Total orientation and position errors (radian and meter) of the end effector around the singular configurations of robot arm using Explicit Euler numerical integration method and damped least squares based robust inverse kinematics algorithm. Sampling rate is Δt = 100 ms

Total orientation and position errors (radian and meter) of the end effector around the singular configurations of robot arm using Runge-Kutta 4 numerical integration method and damped least squares based robust inverse kinematics algorithm. Sampling rate is Δt = 100 ms
As it can be seen from the figures 17 and 18, robust kinematics algorithm using the damped least squares method gives satisfactory trajectory tracking results around the singular configurations of robot arm. Moreover, Runge-Kutta 4 based numerical integration methods gives more accurate results around the singular configurations of robot arm.

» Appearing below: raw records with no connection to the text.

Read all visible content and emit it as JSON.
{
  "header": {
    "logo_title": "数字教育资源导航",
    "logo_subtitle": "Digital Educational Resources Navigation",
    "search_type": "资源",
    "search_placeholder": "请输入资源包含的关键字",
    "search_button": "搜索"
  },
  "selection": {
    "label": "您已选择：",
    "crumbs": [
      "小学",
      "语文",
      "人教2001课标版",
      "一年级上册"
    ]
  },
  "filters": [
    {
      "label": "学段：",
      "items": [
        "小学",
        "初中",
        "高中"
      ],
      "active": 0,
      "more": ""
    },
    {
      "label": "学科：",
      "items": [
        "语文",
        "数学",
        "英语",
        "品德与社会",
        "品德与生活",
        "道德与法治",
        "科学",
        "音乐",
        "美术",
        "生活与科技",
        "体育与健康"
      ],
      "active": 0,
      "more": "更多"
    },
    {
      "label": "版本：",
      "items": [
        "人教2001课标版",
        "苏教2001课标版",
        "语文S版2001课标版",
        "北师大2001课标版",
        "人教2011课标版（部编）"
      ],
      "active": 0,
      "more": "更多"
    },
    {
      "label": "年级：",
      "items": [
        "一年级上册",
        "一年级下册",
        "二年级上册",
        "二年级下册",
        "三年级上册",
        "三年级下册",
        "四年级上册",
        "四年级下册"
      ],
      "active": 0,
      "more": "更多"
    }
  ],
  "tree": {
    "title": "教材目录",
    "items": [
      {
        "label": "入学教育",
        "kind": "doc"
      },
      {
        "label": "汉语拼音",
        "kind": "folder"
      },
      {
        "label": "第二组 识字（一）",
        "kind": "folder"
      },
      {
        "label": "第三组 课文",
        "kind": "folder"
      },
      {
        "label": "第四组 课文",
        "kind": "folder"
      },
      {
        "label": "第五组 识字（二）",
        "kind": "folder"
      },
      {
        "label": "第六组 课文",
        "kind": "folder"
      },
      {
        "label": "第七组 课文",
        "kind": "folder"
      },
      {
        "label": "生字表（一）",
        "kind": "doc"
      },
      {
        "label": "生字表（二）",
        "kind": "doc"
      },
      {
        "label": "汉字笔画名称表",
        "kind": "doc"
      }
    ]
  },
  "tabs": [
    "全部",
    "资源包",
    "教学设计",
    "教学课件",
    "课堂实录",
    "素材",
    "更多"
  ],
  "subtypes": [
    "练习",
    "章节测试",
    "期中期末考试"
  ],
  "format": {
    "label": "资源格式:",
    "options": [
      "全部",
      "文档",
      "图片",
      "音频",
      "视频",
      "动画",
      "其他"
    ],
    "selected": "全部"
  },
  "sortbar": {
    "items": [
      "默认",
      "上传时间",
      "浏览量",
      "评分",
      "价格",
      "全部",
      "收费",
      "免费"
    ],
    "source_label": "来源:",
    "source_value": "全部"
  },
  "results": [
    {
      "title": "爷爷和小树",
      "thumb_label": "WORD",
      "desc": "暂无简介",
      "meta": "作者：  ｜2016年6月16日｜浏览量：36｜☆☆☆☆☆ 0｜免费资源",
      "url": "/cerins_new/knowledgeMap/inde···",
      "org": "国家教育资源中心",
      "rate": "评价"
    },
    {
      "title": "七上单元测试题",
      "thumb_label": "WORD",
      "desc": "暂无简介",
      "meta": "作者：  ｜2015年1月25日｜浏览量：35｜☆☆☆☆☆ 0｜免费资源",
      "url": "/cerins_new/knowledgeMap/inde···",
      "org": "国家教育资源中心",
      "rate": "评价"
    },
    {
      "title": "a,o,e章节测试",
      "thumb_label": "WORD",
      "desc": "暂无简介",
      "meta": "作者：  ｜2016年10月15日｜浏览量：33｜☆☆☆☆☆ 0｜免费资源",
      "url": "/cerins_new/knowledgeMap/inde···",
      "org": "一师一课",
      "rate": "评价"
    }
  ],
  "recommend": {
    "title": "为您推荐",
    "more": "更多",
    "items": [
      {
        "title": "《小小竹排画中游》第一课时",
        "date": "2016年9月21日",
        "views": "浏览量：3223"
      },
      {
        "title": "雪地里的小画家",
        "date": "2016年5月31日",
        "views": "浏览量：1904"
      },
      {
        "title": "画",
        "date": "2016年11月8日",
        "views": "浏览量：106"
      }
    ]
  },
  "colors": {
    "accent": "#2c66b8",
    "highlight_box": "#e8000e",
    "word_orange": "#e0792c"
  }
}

In this paper, we analyzed the performance of numerical integration methods in the trajectory tracking application of redundant robot manipulators. The performance of the trajectory tracking algorithm is drastically affected by the chosen numerical integration method. For instance, more accurate and more computationally efficient trajectory tracking algorithm can be obtained by changing the numerical integration methods. Even, the trajectory tracking algorithm may become instable due to the chosen numerical integration method. Here, we compared six different numerical integration methods with respect to computational efficiency and accuracy. Among these methods, Runge-Kutta and Adams methods give satisfactory results. When we compare the Runge-Kutta and Adams methods, Runge-Kutta based algorithms give more accurate and stable results however; they require extra computation. Thus, the Adams methods are more computationally efficient than Runge-Kutta methods. In the trajectory tracking application, Runge-Kutta based algorithms give quite satisfactory results when the sampling rates are high. As the sampling rates increase, computational load of the trajectory tracking algorithm decreases. However Runge-Kutta based algorithms require extra computations and have high computational load, the satisfactory results at high sampling rates may reduce even eliminate the computational efficiency disadvantages’ of this method.